The long-awaited sequel to Presumed Innocent, Innocent takes place 20 years later. Rusty Sabich has since overcome the stigma of being accused of murdering his mistress, and has risen to the appellate court bench. His nemesis Tommy Molto is now the head of the DA's office, and has seemingly moved on from his failed prosecution. Sabich's son is a timid recent law school grad, madly in love with his father's former law clerk and sometimes lover. When Rusty's wife, Barbara, is found dead in bed from an apparent heart condition, it doesn't take long before the coroner alleges foul play and Rusty finds himself on the losing end of yet another murder rap.
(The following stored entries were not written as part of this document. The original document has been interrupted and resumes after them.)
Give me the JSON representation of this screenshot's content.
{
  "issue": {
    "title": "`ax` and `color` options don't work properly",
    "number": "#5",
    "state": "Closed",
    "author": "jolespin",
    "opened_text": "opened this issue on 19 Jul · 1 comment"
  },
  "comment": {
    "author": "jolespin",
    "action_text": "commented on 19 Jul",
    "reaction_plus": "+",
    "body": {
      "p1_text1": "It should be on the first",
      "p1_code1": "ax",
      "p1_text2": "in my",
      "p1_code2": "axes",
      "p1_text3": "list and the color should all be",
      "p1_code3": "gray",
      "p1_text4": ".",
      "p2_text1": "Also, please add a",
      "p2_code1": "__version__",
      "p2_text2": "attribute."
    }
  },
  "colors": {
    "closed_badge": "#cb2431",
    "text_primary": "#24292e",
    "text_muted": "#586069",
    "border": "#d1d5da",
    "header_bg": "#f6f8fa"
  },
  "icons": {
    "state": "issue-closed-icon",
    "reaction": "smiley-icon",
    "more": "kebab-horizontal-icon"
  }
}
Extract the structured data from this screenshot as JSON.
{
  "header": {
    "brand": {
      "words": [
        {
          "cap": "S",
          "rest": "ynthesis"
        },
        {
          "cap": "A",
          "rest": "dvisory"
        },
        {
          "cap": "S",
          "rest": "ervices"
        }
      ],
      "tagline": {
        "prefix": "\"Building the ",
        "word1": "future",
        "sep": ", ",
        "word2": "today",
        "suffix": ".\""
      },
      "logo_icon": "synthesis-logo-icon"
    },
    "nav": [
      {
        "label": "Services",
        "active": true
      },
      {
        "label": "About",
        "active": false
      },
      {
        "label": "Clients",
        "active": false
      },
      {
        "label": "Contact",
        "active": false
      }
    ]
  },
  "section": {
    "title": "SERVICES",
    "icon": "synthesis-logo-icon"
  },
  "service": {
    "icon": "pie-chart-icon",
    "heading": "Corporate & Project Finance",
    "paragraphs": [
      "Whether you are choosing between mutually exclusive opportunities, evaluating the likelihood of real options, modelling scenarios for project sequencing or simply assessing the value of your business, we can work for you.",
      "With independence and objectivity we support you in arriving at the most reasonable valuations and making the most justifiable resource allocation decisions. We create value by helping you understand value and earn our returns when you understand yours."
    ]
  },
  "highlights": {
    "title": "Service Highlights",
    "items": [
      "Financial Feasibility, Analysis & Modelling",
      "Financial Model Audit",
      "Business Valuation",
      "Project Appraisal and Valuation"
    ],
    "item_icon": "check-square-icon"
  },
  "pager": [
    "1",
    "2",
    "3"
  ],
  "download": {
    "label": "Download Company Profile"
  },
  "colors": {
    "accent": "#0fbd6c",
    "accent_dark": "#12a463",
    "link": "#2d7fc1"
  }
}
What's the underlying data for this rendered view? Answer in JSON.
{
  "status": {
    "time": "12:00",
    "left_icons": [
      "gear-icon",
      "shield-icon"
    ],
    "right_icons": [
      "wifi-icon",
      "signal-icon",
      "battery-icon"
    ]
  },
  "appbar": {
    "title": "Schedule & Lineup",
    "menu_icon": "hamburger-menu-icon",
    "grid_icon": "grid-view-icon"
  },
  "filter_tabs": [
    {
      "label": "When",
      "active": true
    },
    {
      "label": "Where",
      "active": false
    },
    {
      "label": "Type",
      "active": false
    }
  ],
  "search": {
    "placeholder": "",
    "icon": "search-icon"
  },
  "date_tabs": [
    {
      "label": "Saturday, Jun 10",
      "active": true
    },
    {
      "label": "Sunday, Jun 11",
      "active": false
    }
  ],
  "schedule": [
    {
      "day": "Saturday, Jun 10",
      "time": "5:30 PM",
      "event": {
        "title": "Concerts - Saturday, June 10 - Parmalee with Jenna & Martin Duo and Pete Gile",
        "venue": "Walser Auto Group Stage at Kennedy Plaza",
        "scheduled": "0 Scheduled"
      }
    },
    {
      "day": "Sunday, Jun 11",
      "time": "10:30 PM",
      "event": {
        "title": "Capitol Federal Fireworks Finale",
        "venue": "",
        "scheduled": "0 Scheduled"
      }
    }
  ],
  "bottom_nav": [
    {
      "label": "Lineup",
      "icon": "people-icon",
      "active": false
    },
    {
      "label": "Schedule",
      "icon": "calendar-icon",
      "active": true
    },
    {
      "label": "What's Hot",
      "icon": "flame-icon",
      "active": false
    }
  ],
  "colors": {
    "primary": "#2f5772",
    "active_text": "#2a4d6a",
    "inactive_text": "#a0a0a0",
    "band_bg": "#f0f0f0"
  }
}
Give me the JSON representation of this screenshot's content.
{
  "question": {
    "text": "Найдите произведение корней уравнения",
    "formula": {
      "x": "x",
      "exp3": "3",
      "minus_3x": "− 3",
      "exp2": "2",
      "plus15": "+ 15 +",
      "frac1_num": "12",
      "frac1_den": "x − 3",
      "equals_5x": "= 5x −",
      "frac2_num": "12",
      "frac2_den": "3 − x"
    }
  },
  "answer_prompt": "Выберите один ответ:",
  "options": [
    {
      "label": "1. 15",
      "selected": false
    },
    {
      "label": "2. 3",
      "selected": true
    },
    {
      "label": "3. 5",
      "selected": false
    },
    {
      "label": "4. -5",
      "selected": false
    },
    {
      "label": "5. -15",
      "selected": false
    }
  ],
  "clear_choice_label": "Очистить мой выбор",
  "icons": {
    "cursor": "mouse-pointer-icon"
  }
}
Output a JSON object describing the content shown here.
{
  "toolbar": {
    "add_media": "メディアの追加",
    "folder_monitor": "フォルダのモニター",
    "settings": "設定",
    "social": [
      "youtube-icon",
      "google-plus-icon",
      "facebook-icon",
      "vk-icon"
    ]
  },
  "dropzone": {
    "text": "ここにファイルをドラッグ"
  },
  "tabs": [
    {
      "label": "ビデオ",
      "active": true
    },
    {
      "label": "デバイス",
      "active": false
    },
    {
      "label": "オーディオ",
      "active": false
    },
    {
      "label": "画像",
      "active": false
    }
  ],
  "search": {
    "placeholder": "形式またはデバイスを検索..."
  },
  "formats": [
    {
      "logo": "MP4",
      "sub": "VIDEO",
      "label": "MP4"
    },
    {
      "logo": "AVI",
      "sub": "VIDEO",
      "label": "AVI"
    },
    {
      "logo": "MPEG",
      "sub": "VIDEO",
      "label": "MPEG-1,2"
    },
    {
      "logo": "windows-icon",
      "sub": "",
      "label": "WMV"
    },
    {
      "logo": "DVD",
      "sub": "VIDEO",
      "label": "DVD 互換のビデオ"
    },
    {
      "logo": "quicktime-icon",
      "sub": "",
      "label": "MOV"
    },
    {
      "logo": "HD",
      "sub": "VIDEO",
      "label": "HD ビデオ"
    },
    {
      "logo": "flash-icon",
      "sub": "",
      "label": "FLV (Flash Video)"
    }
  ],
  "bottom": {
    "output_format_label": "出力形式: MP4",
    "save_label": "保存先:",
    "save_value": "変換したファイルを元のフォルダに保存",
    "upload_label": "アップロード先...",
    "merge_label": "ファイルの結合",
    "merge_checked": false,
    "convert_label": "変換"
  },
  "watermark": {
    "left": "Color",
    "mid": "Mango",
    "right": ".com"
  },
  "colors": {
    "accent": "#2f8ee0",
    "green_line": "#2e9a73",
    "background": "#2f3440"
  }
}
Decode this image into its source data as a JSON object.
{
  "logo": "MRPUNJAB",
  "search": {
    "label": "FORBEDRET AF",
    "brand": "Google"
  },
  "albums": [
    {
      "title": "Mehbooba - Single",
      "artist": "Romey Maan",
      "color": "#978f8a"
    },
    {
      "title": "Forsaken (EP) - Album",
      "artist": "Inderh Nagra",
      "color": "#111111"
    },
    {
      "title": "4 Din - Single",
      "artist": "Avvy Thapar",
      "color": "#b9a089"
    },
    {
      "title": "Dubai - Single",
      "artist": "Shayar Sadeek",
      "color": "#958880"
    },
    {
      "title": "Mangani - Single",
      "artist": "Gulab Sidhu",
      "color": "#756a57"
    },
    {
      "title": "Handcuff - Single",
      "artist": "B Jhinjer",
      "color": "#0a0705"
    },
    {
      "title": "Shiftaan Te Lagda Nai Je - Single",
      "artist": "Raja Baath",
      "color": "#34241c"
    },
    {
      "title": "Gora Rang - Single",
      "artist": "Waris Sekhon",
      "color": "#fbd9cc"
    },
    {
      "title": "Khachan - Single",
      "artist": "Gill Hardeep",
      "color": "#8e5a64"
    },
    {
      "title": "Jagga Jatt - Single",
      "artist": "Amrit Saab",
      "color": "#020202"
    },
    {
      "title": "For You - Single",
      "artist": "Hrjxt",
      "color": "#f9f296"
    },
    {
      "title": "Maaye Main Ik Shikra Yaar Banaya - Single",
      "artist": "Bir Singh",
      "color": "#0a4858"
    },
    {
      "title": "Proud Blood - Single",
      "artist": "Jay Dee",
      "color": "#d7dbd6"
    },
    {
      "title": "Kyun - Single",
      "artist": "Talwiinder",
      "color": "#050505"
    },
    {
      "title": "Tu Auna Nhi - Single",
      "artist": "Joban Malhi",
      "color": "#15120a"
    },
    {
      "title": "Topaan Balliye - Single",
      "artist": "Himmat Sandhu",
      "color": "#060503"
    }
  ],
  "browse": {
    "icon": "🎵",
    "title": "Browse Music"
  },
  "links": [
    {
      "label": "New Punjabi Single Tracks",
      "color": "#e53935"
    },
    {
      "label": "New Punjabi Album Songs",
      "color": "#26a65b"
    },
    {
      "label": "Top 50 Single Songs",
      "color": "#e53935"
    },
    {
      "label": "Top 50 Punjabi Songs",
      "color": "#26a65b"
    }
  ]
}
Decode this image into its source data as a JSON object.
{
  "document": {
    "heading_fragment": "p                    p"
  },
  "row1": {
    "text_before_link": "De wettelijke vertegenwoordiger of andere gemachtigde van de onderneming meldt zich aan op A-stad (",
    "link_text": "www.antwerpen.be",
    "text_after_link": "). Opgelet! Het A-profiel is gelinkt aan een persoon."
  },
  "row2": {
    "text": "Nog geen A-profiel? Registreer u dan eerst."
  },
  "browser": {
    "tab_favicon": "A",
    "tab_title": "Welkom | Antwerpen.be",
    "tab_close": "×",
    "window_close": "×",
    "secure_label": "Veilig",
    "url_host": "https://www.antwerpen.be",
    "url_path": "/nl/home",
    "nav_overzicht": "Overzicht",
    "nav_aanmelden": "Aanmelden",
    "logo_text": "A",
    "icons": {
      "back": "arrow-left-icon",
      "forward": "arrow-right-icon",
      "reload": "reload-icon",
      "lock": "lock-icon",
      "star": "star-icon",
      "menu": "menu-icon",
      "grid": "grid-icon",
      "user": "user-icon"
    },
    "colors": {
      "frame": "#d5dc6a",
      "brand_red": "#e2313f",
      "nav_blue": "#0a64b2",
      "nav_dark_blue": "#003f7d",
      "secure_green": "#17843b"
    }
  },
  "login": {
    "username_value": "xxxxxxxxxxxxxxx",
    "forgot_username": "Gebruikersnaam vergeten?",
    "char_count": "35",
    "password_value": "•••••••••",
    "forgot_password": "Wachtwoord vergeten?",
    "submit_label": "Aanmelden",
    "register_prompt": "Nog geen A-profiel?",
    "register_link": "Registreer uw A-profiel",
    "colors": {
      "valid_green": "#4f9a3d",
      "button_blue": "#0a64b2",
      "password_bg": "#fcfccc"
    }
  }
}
For those who have read and remember Presumed Innocent, I think it'll be difficult not to think you know who the real murderer is right away - and the fun is then trying to figure out how the murder went about commiting the crime and framing Rusty for it. There are a few twists and turns, and a little more about Rusty's personal life, with the involvement of his son in the story. I found the relationship between Rusty's former girlfriend and his son, a little too creepy/unnecessary, but it does add a layer of question about who could possibly have done it. A decent page-turner that held my attention well into the night.